Avoid Huge Insurance Claims & Costly Emergency Roof Service by Assessing for Potential Risks Before Winter Hits
Most homes in Southeast Wisconsin should be able to support about 20 lb. per square foot of snow before the roof becomes stressed.
If any part of your roof becomes stressed under the weight of snow, you may have a partial or complete roof collapse on your hands.
Top Risk Factors for a Roof Collapse
Below we’ve listed some of the top risks associated with a partial or complete roof collapse
- If your home was built in the 1980’s, it is likely able to support 40 lbs. per square foot. On the other hand, if your home was built in the 1920’s, the roof may be able to withstand considerably less.
- If you have a flat roof or a low slopping roof over a porch, 3-seasons room, or other parts of your home you may be at risk of a roof collapse because debris, snow, and rain tend to collect here, whereas they run off steep slopes much faster.
- If you have varying roof lines, wind may pose a threat for snow drifts to develop, which can put added stress on certain parts of your roof.
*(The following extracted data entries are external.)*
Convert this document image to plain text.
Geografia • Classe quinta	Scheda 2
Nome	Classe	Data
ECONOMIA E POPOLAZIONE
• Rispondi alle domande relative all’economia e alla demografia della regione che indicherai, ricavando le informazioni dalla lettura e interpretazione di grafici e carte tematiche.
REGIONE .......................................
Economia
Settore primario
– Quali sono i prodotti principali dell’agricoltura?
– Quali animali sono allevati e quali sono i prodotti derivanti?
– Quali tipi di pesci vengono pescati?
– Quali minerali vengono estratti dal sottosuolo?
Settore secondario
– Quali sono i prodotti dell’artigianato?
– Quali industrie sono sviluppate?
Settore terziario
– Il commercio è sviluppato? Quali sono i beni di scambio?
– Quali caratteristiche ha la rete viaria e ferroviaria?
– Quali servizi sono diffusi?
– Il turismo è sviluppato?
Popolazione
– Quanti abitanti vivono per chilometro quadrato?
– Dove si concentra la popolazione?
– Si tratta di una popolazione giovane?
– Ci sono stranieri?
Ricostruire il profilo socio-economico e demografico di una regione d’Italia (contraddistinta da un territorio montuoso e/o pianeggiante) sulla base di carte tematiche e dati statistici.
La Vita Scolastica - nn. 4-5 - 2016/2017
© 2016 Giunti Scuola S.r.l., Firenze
- If you have cracking, leaning or missing mortar it may be a sign of an unstable roof.
- If your roof line looks like its drooping, bending or curving you may be at risk of a roof collapse
- If you have whistling winds throughout your home, accompanied by door frames changing and doors opening on their own you might have an unstable roof.
- If you have dripping water, dark spots or sagging areas inside your home, your roof may be compromised.
- If your home will be left unattended for an extended amount of time (i.e. vacations, seasonal snowbirds, etc.) you may be at risk if roof snow accumulation is not being kept at bay. If you will be leaving your home unattended for an extended amount of time, consider hiring a professional snow removal company to rake your roof when heavy snowfalls occur.
Snow & Ice by Weight
For more information on how weight plays a factor between snow and ice, we’ve provided a breakdown according to the Institute for Business and Home Safety (IBHS):
New Snow: 10-12 inches of freshly fallen snow equals about 5 lbs. per square foot.
Old Snow: 3-5 inches of old, packed snow equals about 5 lbs. per square foot
New & Old Snow: 2 feet of new snow + 2 feet of old snow could weigh as much as 60 lbs. per square foot, which is more than the typical home in Southeast Wisconsin can handle!